The case for the (still) missing Apple xMac


Ever since the introduction of the first Power Mac G5 towers, a number of Mac users have been holding out hope for a mid-range machine that would offer more expansion and upgradability than an iMac, at less cost than the a Power Mac G5 (or later Mac Pro).  Ars Technica’s John Siracusa gave this elusive product a name: the xMac.

The basic premise of the xMac of course was that we needed a Mac that was both semi-affordable (not huge was nice too) and at the same time somewhat future-proofed.  The iMac for all its virtues has never been a particularly friendly machine for upgrading and has only gotten worse with time.  These days, even changing the hard drive is a pain, and of course if the display goes, you’re hosed.  The Mac Pro meanwhile has always been pretty good on the expansion front, but it’s hard to justify paying $2500+ when a much less expensive machine would work equally well for my tasks.  Plus recent rumors notwithstanding, Apple seems to have more or less abandoned the Mac Pro at this point, leaving it woefully outdated (CPUs are 2 generations out of date, machines lack Thunderbolt, etc.).

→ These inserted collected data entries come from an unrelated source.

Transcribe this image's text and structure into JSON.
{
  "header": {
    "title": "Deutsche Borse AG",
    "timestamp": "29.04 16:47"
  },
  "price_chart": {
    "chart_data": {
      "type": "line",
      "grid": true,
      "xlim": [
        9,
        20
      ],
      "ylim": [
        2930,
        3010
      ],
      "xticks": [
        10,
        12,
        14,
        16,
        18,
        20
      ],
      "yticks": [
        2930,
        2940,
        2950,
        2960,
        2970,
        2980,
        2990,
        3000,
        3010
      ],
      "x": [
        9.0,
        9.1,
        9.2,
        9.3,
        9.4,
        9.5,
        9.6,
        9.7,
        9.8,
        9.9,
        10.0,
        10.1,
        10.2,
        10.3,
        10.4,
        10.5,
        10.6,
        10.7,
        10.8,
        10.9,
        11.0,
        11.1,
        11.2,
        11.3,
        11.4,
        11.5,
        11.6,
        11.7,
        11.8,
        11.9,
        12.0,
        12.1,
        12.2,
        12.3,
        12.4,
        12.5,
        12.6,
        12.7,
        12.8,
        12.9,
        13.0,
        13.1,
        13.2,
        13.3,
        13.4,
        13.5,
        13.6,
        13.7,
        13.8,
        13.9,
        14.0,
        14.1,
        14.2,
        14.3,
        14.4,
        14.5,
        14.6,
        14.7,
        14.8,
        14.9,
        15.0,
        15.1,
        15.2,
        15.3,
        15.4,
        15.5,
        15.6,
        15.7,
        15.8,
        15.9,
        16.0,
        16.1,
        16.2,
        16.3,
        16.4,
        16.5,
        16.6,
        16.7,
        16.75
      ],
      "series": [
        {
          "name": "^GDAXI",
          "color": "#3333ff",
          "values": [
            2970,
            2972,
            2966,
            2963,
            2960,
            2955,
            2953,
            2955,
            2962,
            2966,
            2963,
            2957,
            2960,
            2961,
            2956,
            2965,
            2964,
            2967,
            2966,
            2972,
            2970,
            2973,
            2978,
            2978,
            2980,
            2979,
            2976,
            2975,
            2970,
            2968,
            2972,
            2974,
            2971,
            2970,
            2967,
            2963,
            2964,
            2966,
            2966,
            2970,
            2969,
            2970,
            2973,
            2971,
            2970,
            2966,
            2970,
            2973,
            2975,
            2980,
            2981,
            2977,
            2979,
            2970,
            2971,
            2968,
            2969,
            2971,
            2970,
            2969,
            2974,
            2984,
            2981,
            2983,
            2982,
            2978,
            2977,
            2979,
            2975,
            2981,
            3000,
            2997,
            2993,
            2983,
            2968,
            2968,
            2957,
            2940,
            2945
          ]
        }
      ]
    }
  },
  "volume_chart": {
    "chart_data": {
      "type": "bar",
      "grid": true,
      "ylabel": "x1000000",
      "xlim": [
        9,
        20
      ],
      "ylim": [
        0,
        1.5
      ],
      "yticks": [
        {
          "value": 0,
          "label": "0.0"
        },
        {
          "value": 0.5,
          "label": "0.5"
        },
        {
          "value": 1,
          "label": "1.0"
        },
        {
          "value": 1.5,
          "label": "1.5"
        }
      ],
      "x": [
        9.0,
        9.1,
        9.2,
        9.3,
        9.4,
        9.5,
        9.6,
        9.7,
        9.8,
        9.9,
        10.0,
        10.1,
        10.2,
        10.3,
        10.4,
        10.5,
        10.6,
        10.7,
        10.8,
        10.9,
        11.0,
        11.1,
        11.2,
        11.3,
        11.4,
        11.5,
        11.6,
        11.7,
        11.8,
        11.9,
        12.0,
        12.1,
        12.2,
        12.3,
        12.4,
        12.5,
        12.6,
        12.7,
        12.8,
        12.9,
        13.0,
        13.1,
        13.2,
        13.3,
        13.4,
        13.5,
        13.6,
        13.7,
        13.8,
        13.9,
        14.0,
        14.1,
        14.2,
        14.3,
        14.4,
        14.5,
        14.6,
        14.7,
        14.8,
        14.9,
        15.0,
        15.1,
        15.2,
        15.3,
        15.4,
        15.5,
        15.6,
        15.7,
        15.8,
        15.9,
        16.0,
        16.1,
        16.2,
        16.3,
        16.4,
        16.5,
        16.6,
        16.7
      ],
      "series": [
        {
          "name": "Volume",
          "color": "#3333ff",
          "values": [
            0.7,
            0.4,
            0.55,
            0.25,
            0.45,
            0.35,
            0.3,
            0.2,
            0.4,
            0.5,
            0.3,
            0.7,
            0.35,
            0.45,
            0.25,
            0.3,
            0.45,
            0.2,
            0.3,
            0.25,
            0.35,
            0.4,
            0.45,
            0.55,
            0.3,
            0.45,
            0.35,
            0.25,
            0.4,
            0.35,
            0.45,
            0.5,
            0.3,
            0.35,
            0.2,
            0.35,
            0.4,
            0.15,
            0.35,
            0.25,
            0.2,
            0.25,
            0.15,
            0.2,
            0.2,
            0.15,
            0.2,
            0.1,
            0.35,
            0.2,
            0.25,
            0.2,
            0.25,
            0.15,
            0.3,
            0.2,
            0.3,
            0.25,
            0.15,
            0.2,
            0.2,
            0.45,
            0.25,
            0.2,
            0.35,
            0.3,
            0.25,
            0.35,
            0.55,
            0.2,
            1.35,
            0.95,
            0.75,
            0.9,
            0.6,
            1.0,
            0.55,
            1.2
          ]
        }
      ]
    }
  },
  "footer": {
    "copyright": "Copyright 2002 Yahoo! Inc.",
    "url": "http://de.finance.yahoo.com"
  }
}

Since the xMac never materialized and funds were scarce, back in early 2010 I built my own PC from components, and then finagled Mac OS X onto it.  Legal gray areas aside, that solution has worked pretty well for me, and after more than 3 years the machine is still working nicely – in fact I just installed MacOS X 10.9.

The hackintosh route proved quite definitively the virtues of having an easily upgradeable machine.  When my storage requirements (thanks to all the photos I’ve taken) grew beyond 1TB, I was able to add a second drive and not to pay a premium for the newer (and then untested) 3TB drives.  When SSDs finally reached the point of affordability, I could add one without having to remove an existing drive.  When external backups began to bog down due to too many large files being updated, I bought a $20 USB 3.0 card and a $15 USB 3.0 enclosure and was able to speed them up by a factor of 2.5x.

Compared to having an iMac, I saved a great deal of money and headache.  I was able to use my existing 23” IPS display and not have to pay for a monitory I wouldn’t use (the built-in iMac 24” glossy display is not nearly as good as what I already had).  Hard drive installation was a 2 minute affair, and I could have more than 1 at a time while keeping my optical drive.  With the iMac, upgrading to USB 3.0 would not even have been possible.

Of course the Mac Pro would have been able to do all of these upgrades (and more).  But the Mac Pro would also have been overkill.  My most performance intensive program (Adobe Lightroom) doesn’t benefit either from gigantic quantities of memory or more than 4 cores.  For $1000, my machine served me just as well as the Mac Pro would have, at nearly 2.5x the cost.  Mind you, I realize that an Apple machine will never cost the same as a custom-built one, and I’m perfectly willing to pay a premium for an Apple-designed and supported machine, but a premium would be something like 35% more, not 150%.

At this stage, my machine is starting to feel a little long in the tooth, so I’m looking to upgrade.  But the situation is the same as it was in early 2010.  There’s no Mac that’s reasonably upgradeable for less than $2500, and that’s a price that just won’t fly.  So I’ll probably build another machine, just like I did before.  And since the case, power supply and memory are all compatible with the newer motherboards and CPUs, I expect it’ll cost even less than the last time around.